Given that we are supposedly a fairminded people, wedded to ideas of justice and fair play, the least we can do is give Mrs Parker Bowles an opportunity to show how she can contribute to her future husband’s work and, therefore, to the country. Instead of accepting the compromise by which she is to be known as Duchess of Cornwall and then, absurdly, Princess Consort, we should ask ourselves whether as a humane society we should endorse the degradation of her that is implicit in such nomenclature. The government has, belatedly, confirmed that what is to happen on 8 April in the Windsor Register Office will not be a morganatic marriage. The law is therefore clear: whatever Mrs Parker Bowles does thenceforth call herself, or want to call herself, she will be Her Royal Highness the Princess of Wales and, on her husband’s accession, Her Majesty the Queen. The ludicrous pandering to public sentiment and ignorance that has caused royal advisers to suggest euphemisms for these titles, and for the legal and constitutional facts they symbolise, is something of which we should all be ashamed. Those who endorse this farce are playing their own part in an almost mediaeval ritual of humiliation, and it is a repulsive (and, in many cases, hypocritical) spectacle.

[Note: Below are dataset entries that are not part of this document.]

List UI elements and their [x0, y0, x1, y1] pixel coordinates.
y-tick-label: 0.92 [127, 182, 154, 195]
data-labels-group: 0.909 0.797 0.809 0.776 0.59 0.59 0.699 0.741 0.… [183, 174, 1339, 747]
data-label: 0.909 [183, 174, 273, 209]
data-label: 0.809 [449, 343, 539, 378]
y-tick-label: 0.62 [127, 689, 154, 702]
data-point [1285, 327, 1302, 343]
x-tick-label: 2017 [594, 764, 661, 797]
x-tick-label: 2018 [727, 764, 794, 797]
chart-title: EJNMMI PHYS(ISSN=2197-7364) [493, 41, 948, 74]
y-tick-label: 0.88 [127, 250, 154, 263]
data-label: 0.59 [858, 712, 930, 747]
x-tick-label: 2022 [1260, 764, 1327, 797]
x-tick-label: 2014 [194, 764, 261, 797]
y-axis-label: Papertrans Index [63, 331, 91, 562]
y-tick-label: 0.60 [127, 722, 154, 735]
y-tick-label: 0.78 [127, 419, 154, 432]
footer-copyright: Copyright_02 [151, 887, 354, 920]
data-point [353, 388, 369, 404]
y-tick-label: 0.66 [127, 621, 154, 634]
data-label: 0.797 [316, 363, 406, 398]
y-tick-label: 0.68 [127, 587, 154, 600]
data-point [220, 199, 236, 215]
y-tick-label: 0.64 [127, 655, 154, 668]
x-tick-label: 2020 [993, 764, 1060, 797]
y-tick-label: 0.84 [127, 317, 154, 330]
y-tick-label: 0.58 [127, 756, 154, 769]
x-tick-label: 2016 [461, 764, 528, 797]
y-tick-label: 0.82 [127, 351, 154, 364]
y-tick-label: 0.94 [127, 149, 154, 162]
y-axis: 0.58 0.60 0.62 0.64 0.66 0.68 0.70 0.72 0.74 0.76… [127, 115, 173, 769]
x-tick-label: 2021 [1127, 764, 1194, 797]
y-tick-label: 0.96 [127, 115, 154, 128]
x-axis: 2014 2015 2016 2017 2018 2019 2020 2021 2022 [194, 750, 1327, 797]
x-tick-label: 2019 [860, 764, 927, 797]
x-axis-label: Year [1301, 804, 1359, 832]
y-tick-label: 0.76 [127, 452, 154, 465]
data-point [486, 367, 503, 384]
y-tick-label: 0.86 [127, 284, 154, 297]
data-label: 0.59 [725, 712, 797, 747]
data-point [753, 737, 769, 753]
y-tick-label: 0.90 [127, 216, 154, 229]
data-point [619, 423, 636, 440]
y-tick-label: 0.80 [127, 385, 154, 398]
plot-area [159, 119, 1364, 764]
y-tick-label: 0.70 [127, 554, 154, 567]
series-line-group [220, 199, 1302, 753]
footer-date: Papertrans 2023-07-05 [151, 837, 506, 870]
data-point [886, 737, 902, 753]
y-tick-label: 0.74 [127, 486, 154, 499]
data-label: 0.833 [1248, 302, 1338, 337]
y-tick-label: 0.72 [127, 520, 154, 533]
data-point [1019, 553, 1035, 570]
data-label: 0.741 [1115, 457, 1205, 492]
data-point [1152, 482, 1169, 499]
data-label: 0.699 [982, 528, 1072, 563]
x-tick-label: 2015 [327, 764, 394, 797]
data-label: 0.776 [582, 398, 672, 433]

Certainly, aspects of the preparations for the marriage have been incompetently handled, but those failures were trivial at the time and are irrelevant now. What matters is the next 20 or so years of the couple’s life together. The Prince of Wales has given ample proof in his life of his shockingly bad judgment. One suspects, though, that he has felt able to marry Mrs Parker Bowles precisely because he knows she will be equal to the duties and responsibilities expected of her as his wife. He knows far better than in 1981, when he first married, what those are. He also indubitably knows his new bride far better than he knew his first one. I have yet to meet anyone who knows Mrs Parker Bowles who thinks she is anything other than charming, level-headed and great fun. They will be three of the greatest imaginable assets to the House of Windsor, and will not be confused by the superficial glamour that proved such a handicap for her predecessor. In short, the auspices for a successful outcome are there in plenty, if only one can bear to fight through the barrier of prejudice, self-righteousness and spite to find them.
There remains, of course, plenty of scope for the Prince of Wales to increase his unpopularity and to prove a disaster as king. His material self-indulgence is clearly a problem. He has an other-worldliness that diminishes him. He may yet be overshadowed by his elder son, with help from the media. We must hope that talk of his planning a Private Eye-style Rocky Horror coronation service is wrong, because if public expectations on that front are thwarted, then his reign would get off to the worst possible start, and the credibility of the monarchy would be torpedoed. Perhaps the downto-earth and commonsensical approach of his new wife may mitigate or avoid many of these things, in which case she will fully merit public esteem and have the moral as well as the legal right to be queen. For, whatever other difficulties beset Prince Charles on his long wait for the throne and during his time as king, we should be mature enough to admit that his second wife will not be one of them.
Simon Heffer is a columnist for the Daily Mail.